Smith ran the thirsty-plants problem by Toby Mancini, horticulture director for the garden.

"Toby came to the store and created a design for the space," Smith said. It included plants native to Boise.

"He then lined up the professionals that got the job done," said Smith, adding that the grounds now are irrigated through a drip system. That's a low-pressure, low-volume watering system, in contrast to the drenching that the grounds previously needed and got.

Both the new plants and a partnership blossomed: The dealership has become a major contributor to the garden.

"Rather than sponsor a single event, we are a part of the garden and its mission to provide a full garden experience for all ages," Smith said.

The dealership displays a new vehicle at all Great Garden Escapes, a concert series that runs every Thursday from late spring to early fall. "We had a new Subaru Forester with eyelashes and spots at the garden for the bug day event, and we will have cars at all other events throughout the year," Smith said.

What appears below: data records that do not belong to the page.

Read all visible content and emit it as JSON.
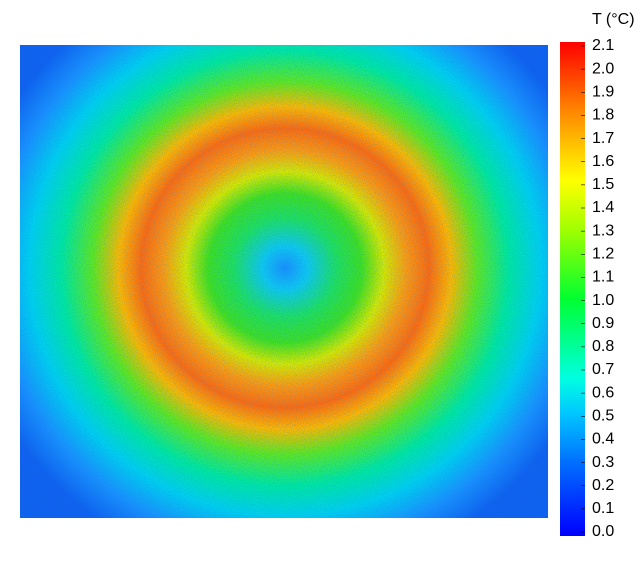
{
  "chart_data": {
    "type": "heatmap-image",
    "colorbar_title": "T (°C)",
    "clim": [
      0,
      2.1
    ],
    "cticks": [
      {
        "value": 0,
        "label": "0.0"
      },
      0.1,
      0.2,
      0.3,
      0.4,
      0.5,
      0.6,
      0.7,
      0.8,
      0.9,
      {
        "value": 1,
        "label": "1.0"
      },
      1.1,
      1.2,
      1.3,
      1.4,
      1.5,
      1.6,
      1.7,
      1.8,
      1.9,
      {
        "value": 2,
        "label": "2.0"
      },
      2.1
    ]
  }
}
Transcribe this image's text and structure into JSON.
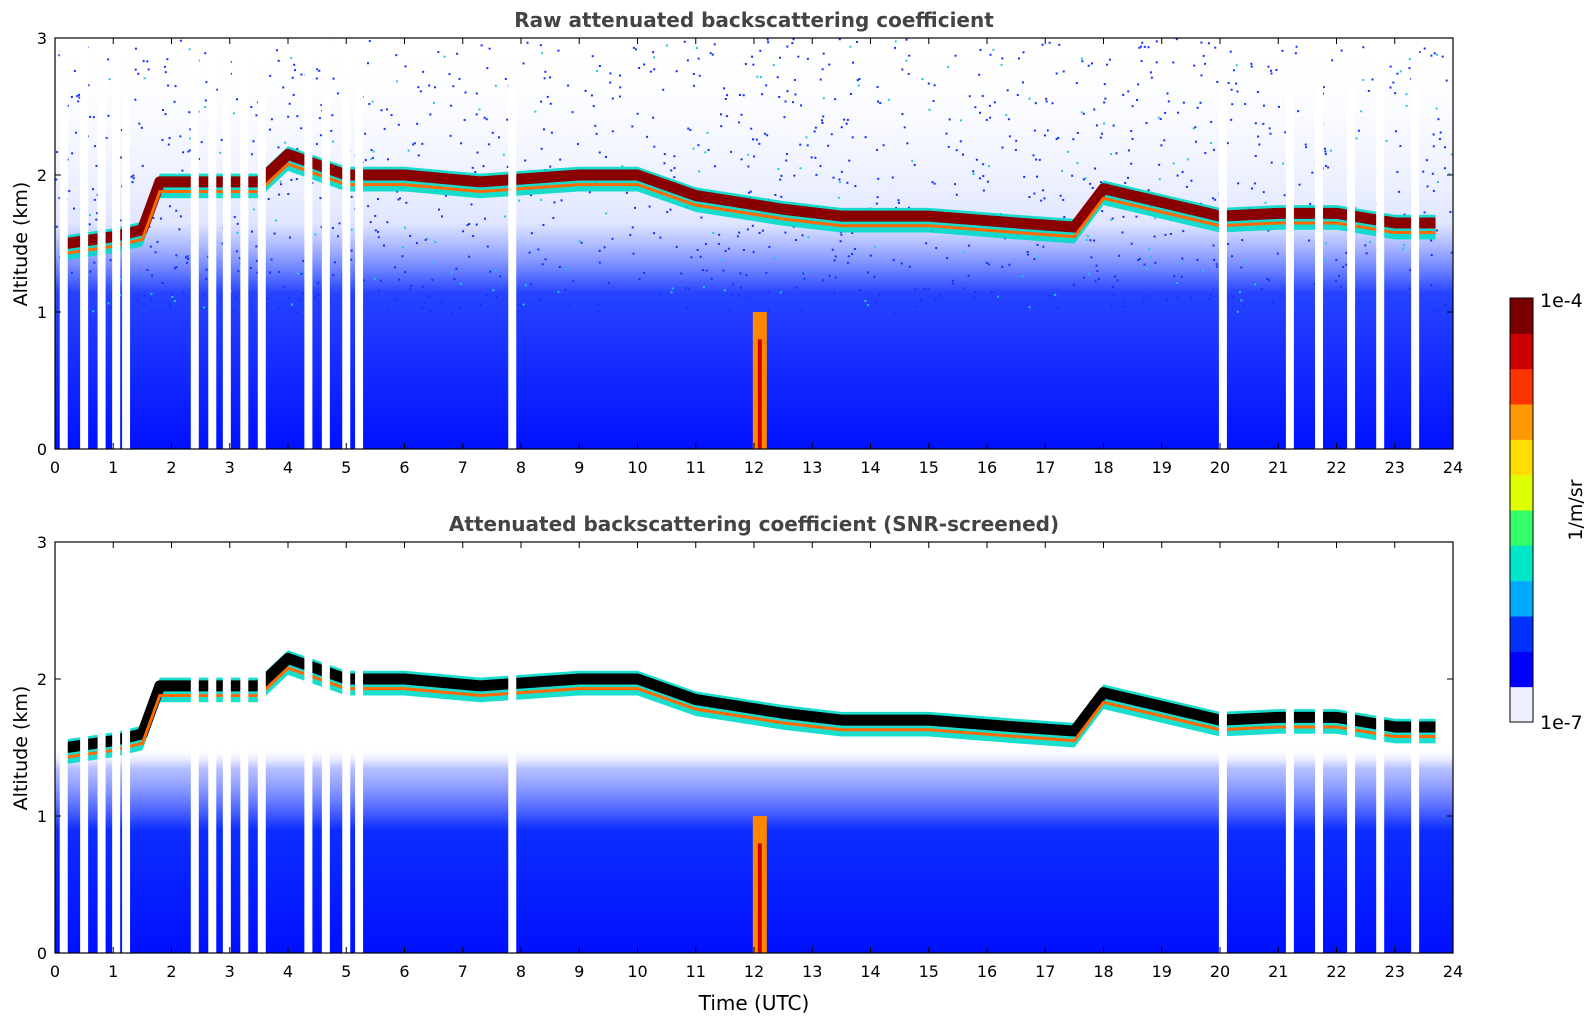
{
  "chart_data": [
    {
      "type": "heatmap",
      "title": "Raw attenuated backscattering coefficient",
      "xlabel": "",
      "ylabel": "Altitude (km)",
      "xlim": [
        0,
        24
      ],
      "ylim": [
        0,
        3
      ],
      "xticks": [
        "0",
        "1",
        "2",
        "3",
        "4",
        "5",
        "6",
        "7",
        "8",
        "9",
        "10",
        "11",
        "12",
        "13",
        "14",
        "15",
        "16",
        "17",
        "18",
        "19",
        "20",
        "21",
        "22",
        "23",
        "24"
      ],
      "yticks": [
        "0",
        "1",
        "2",
        "3"
      ],
      "data_gaps_time_utc": [
        0.15,
        0.5,
        0.8,
        1.05,
        1.22,
        2.4,
        2.7,
        2.95,
        3.25,
        3.55,
        4.35,
        4.65,
        5.0,
        5.22,
        7.85,
        20.05,
        21.2,
        21.7,
        22.25,
        22.75,
        23.35
      ],
      "cloud_layer": {
        "time_utc": [
          0.2,
          1.0,
          1.5,
          1.8,
          2.5,
          3.5,
          4.0,
          5.0,
          6.0,
          7.3,
          9.0,
          10.0,
          11.0,
          12.5,
          13.5,
          15.0,
          16.5,
          17.5,
          18.0,
          19.0,
          20.0,
          21.0,
          22.0,
          23.0,
          23.7
        ],
        "altitude_km": [
          1.5,
          1.55,
          1.6,
          1.95,
          1.95,
          1.95,
          2.15,
          2.0,
          2.0,
          1.95,
          2.0,
          2.0,
          1.85,
          1.75,
          1.7,
          1.7,
          1.65,
          1.62,
          1.9,
          1.8,
          1.7,
          1.72,
          1.72,
          1.65,
          1.65
        ]
      },
      "aerosol_plume": {
        "time_utc": 12.1,
        "altitude_km": [
          0,
          1.0
        ]
      }
    },
    {
      "type": "heatmap",
      "title": "Attenuated backscattering coefficient (SNR-screened)",
      "xlabel": "Time (UTC)",
      "ylabel": "Altitude (km)",
      "xlim": [
        0,
        24
      ],
      "ylim": [
        0,
        3
      ],
      "xticks": [
        "0",
        "1",
        "2",
        "3",
        "4",
        "5",
        "6",
        "7",
        "8",
        "9",
        "10",
        "11",
        "12",
        "13",
        "14",
        "15",
        "16",
        "17",
        "18",
        "19",
        "20",
        "21",
        "22",
        "23",
        "24"
      ],
      "yticks": [
        "0",
        "1",
        "2",
        "3"
      ],
      "data_gaps_time_utc": [
        0.15,
        0.5,
        0.8,
        1.05,
        1.22,
        2.4,
        2.7,
        2.95,
        3.25,
        3.55,
        4.35,
        4.65,
        5.0,
        5.22,
        7.85,
        20.05,
        21.2,
        21.7,
        22.25,
        22.75,
        23.35
      ],
      "cloud_layer": {
        "time_utc": [
          0.2,
          1.0,
          1.5,
          1.8,
          2.5,
          3.5,
          4.0,
          5.0,
          6.0,
          7.3,
          9.0,
          10.0,
          11.0,
          12.5,
          13.5,
          15.0,
          16.5,
          17.5,
          18.0,
          19.0,
          20.0,
          21.0,
          22.0,
          23.0,
          23.7
        ],
        "altitude_km": [
          1.5,
          1.55,
          1.6,
          1.95,
          1.95,
          1.95,
          2.15,
          2.0,
          2.0,
          1.95,
          2.0,
          2.0,
          1.85,
          1.75,
          1.7,
          1.7,
          1.65,
          1.62,
          1.9,
          1.8,
          1.7,
          1.72,
          1.72,
          1.65,
          1.65
        ]
      },
      "aerosol_plume": {
        "time_utc": 12.1,
        "altitude_km": [
          0,
          1.0
        ]
      }
    }
  ],
  "colorbar": {
    "label": "1/m/sr",
    "max_label": "1e-4",
    "min_label": "1e-7",
    "scale": "log",
    "colors": [
      "#eef0ff",
      "#0000ff",
      "#0033ff",
      "#00aaff",
      "#00e6c8",
      "#33ff66",
      "#ddff00",
      "#ffdd00",
      "#ff9900",
      "#ff3300",
      "#cc0000",
      "#7a0000"
    ]
  }
}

General Manager Ty Leuthold said the dealership provides tickets to garden events to staff and others through its Facebook page. "We understand the importance of taking care of our community," Leuthold said.

Smith admits there is one outdoor plot at the dealership that's not ecologically correct: the vegetable garden near the service area. Water-thirsty tomatoes thrive here, and customers ask for them when they bring their cars in. It's a tradition, he says.

Saving natural resources is not limited to landscaping. Solar panels on the south side of the showroom gather power for its charging desks built from used pallets from fixed operations. The bar-height desk area can be used by waiting customers to charge their electronic devices.

And last spring, to commemorate founder Larry H. Miller's birthday, staff members spent part of a day at the Boise Bicycle Project refurbishing bikes or, in many cases, building them from used parts, promoting pollution-free transportation while enjoying a chance to learn new skills -- and get greasy.